姜缓笑着道:“我还担心你会在口舌上吃亏呢。”
谢·从未吃亏·自·屡战屡胜·然露出招牌的温柔腼腆笑容,“怎么会呢。大家人都很好。”
排除了魔门嫌疑。证实春胥的证词并不可信。线索陷入僵局。
其实,姜缓也不想使用非常手段。犯人也有隐私权的嘛,但情况特殊。
他叹了口气,“我会尽量不看别的。

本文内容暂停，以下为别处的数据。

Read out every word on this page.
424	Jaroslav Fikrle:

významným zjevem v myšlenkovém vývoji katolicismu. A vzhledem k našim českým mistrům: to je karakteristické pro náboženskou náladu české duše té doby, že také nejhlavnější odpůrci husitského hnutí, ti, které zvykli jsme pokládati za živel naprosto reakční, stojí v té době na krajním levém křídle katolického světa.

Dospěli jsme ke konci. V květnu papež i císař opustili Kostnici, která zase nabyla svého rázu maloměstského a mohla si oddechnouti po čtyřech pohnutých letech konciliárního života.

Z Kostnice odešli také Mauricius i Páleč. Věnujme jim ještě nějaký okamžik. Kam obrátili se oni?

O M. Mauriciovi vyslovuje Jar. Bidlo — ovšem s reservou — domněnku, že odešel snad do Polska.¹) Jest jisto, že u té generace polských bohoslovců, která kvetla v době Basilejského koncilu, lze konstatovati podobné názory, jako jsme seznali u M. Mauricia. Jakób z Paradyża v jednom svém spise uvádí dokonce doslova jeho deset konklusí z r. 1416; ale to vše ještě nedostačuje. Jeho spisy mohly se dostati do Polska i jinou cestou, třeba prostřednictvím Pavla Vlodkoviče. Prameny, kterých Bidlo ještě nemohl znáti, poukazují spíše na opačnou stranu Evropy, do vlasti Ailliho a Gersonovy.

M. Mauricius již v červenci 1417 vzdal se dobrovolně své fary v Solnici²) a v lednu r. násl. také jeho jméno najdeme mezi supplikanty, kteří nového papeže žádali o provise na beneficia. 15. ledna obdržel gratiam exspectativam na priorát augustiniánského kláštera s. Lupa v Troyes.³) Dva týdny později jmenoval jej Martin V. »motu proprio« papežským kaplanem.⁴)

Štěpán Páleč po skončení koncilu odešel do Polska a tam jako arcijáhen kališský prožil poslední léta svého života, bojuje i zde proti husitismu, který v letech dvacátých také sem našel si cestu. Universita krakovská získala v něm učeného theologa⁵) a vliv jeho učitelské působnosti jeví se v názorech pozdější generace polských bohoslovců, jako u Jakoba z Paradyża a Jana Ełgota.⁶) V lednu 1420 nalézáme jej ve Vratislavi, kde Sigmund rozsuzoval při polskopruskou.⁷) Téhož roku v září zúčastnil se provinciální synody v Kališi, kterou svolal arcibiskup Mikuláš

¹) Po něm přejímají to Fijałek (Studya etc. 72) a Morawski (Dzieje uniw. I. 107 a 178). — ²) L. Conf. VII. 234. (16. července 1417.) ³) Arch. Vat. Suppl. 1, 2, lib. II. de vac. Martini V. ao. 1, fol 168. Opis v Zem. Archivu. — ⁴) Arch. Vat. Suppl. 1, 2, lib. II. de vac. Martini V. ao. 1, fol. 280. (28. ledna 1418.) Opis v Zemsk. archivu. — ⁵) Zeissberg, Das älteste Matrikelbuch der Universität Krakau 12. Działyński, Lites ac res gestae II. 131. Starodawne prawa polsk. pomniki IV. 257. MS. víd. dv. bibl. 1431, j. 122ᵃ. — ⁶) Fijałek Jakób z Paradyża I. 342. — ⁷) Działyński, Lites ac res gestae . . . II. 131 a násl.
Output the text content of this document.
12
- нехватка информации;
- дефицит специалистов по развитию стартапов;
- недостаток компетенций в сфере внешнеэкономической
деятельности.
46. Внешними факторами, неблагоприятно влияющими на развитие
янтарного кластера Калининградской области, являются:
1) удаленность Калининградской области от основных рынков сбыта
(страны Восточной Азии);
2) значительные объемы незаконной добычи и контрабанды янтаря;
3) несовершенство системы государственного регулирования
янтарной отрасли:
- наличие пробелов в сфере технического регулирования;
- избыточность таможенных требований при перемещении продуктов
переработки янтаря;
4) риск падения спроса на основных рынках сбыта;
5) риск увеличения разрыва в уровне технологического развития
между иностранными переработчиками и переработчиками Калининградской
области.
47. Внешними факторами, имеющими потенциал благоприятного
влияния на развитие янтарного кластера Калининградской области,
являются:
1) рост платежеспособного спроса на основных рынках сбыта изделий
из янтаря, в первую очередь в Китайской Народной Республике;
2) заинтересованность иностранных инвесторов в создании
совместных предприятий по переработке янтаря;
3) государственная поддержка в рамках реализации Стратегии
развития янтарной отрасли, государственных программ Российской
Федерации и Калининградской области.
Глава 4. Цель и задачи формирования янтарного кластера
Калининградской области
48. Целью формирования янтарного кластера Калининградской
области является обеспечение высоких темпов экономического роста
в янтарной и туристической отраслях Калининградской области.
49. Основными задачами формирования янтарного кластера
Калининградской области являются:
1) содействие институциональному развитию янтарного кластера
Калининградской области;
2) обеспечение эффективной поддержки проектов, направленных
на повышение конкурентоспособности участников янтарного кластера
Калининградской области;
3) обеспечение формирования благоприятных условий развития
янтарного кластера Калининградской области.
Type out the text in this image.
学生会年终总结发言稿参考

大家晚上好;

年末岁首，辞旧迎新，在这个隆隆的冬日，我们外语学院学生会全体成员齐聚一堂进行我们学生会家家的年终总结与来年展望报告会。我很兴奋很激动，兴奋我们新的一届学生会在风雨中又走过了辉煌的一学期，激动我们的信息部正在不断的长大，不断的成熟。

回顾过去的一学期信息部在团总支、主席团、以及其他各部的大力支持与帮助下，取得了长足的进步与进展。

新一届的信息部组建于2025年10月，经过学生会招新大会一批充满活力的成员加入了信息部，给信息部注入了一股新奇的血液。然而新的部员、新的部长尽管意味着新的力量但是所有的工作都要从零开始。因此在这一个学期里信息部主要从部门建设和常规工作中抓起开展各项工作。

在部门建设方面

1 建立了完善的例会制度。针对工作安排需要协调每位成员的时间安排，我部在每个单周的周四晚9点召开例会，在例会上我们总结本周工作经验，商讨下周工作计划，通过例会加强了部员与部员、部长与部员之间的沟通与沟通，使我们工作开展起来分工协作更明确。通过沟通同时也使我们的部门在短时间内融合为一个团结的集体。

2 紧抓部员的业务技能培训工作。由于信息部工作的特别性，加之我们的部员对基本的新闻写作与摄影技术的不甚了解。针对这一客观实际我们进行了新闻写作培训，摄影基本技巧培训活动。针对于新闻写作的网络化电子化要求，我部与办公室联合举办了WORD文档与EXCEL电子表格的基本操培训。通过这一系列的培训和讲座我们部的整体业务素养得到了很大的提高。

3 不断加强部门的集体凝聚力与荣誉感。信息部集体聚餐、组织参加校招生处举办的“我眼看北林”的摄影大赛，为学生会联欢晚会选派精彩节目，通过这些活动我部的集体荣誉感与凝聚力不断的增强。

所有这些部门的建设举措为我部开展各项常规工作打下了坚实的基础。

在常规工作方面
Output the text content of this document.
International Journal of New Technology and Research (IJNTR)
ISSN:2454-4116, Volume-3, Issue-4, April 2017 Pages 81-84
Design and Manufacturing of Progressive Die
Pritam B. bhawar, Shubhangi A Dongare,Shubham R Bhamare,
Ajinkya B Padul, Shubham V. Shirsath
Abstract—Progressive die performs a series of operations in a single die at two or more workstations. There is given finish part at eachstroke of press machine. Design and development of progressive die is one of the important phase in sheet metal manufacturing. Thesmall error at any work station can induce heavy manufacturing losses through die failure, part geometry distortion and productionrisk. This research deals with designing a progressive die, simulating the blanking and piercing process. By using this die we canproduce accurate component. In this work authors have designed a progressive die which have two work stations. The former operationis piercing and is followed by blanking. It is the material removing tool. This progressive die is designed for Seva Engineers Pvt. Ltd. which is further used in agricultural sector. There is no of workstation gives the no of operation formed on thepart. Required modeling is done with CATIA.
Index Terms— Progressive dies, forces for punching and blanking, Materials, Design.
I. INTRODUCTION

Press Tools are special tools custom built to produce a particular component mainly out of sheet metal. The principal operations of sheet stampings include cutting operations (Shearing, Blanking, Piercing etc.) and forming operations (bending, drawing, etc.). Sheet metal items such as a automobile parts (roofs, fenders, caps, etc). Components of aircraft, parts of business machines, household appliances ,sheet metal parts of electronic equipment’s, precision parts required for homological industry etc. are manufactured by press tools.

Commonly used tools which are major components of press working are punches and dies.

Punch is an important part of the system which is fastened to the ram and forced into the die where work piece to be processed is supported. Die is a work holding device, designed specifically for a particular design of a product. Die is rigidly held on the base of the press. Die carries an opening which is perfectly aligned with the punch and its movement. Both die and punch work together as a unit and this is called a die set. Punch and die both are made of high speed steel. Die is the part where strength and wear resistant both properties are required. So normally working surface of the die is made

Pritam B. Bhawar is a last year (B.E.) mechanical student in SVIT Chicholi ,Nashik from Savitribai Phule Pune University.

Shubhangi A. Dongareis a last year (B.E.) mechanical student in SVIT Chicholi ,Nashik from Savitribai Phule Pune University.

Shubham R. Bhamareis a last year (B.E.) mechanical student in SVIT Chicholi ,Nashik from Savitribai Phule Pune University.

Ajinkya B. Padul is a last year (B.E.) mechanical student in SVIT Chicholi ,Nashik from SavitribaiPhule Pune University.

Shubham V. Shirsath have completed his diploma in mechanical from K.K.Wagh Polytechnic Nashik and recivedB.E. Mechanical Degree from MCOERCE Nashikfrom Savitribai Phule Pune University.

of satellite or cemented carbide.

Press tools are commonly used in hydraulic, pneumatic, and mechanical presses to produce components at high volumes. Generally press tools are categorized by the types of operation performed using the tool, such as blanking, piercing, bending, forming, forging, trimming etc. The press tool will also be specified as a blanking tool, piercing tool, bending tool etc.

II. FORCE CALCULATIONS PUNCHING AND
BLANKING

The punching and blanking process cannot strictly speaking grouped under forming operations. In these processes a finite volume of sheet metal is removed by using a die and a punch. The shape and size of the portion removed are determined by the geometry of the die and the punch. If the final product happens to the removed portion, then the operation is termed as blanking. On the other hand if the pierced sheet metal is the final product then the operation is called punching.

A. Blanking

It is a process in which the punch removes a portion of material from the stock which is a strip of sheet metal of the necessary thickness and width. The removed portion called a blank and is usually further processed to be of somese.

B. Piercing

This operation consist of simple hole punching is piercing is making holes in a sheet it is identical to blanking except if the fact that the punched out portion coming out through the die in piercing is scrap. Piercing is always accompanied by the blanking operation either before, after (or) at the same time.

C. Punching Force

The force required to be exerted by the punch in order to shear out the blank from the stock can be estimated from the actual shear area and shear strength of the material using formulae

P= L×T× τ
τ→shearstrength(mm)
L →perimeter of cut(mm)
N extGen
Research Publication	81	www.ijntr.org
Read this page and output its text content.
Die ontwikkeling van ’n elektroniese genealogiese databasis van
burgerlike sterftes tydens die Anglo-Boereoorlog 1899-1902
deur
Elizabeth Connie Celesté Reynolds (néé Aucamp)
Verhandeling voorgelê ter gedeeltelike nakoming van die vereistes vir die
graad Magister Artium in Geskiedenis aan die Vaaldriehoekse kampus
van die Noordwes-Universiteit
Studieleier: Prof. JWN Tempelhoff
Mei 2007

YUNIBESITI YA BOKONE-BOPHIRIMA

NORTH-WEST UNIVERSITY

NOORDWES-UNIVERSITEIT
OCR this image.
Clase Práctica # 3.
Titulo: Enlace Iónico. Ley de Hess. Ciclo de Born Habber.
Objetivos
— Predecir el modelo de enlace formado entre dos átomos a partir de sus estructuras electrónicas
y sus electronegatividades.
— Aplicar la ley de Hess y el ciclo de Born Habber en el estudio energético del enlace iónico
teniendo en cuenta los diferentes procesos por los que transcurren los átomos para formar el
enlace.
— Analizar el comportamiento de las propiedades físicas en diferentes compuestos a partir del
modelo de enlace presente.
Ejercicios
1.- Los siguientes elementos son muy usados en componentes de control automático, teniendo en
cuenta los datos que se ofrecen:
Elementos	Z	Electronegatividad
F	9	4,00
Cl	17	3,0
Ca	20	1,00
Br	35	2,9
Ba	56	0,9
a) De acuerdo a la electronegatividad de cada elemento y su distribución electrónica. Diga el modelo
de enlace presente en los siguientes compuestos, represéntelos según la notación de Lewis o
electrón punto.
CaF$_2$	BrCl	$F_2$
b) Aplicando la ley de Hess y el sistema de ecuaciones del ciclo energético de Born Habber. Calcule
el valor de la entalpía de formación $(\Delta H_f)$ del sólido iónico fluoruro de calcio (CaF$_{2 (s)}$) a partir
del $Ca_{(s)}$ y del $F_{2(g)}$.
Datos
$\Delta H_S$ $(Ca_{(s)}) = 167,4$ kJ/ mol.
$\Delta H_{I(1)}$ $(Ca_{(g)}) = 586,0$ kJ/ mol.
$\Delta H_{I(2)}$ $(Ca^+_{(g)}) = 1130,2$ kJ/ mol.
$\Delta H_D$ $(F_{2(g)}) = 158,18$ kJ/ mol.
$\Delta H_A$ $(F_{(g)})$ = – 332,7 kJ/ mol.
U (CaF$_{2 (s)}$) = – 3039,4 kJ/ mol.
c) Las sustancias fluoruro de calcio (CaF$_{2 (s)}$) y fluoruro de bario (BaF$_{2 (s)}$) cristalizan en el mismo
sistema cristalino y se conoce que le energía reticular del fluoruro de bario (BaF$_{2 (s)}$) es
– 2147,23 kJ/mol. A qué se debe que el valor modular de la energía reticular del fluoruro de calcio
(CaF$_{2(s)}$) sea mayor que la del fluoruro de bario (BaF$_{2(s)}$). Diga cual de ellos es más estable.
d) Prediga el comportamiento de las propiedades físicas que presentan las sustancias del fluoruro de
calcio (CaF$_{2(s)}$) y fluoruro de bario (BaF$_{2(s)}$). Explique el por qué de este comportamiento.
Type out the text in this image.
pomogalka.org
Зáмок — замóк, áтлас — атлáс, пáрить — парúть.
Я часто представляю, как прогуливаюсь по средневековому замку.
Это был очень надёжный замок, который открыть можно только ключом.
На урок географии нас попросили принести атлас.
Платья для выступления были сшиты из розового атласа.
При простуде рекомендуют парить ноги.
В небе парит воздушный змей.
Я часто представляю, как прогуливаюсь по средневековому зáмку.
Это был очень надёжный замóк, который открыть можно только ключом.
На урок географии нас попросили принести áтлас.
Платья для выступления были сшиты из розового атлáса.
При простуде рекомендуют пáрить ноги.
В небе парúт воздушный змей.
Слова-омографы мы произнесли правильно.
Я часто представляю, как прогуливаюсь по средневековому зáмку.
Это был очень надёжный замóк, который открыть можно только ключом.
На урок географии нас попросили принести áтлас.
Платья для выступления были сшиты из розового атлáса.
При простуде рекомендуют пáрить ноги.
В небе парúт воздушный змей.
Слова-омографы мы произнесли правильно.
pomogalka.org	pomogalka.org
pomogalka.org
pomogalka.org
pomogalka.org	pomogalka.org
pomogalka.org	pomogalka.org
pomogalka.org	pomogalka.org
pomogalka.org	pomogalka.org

”
春胥呆傻着半晌未动,听见这个对人最和蔼的墨先生开口时才回过神,猛地又开始叩头欲向墨先生求情,就感觉太阳穴一痛,眼神随之飘忽迷离起来。
姜缓早些年尝试过许多特殊的法门。
敢想敢做,还真叫他把从哈波的冥想盆中得来的灵感实现了。
抽出记忆,具现化记忆,锁定记忆关键词。
一般这个术法他都用在自己身上,在找回失物上十分方便。为他这个百岁老人的健忘做出了积极的贡献。
不过也有用在别人身上的时候。比如某些情况紧急的特殊时候。
春胥的证词有假,但他的记忆不会有假。
姜缓牵引着一缕灰雾从春胥的太阳穴飘出,盘旋而上,于半空凝结成一片灰幕,投射出春胥的某些记忆碎片。
快退一会儿,终于锁定在春胥所说的三个月前。
投影的记忆无可隐藏的显露出与他联系之人的真容——一个平平无奇的中年男人,身披斗篷,既不像春胥所说蒙了面,也没有身着红衣。
谢自然笃定:“是偃甲傀儡。”
二人对话和春胥所说基本一致。直到中年人忽然从掀开斗篷一角,露出大拇指上所带的宝石戒指,隐约流转着诡异的红芒。
“你会听从于我,因为你将看见你最畏惧之事。”中年人的声音平板没有一丝起伏。他只站着未动,春胥却一下子露出了极为恐慌的表情,立时跪在地上求饶,“求求了!不要!不要吸干我!”
中年人:“那么,你明白该怎么做了吧?”
春胥瘫软在地上,身下一滩污水,“小的、小的明白了。”
姜缓将记忆投影定在这一幕上,表情凝重极了。
中年人手上那块猩红宝石被放大。
姜缓知道有那么一个人,他是千年不遇的绝顶器修,出身名门世家,家传道法便是依凭各种宝石和矿石实施术法。恰好,他擅长的就是以宝石为器,承载术法。
一手宝石器术,东方家的麒麟子。
——东方玄。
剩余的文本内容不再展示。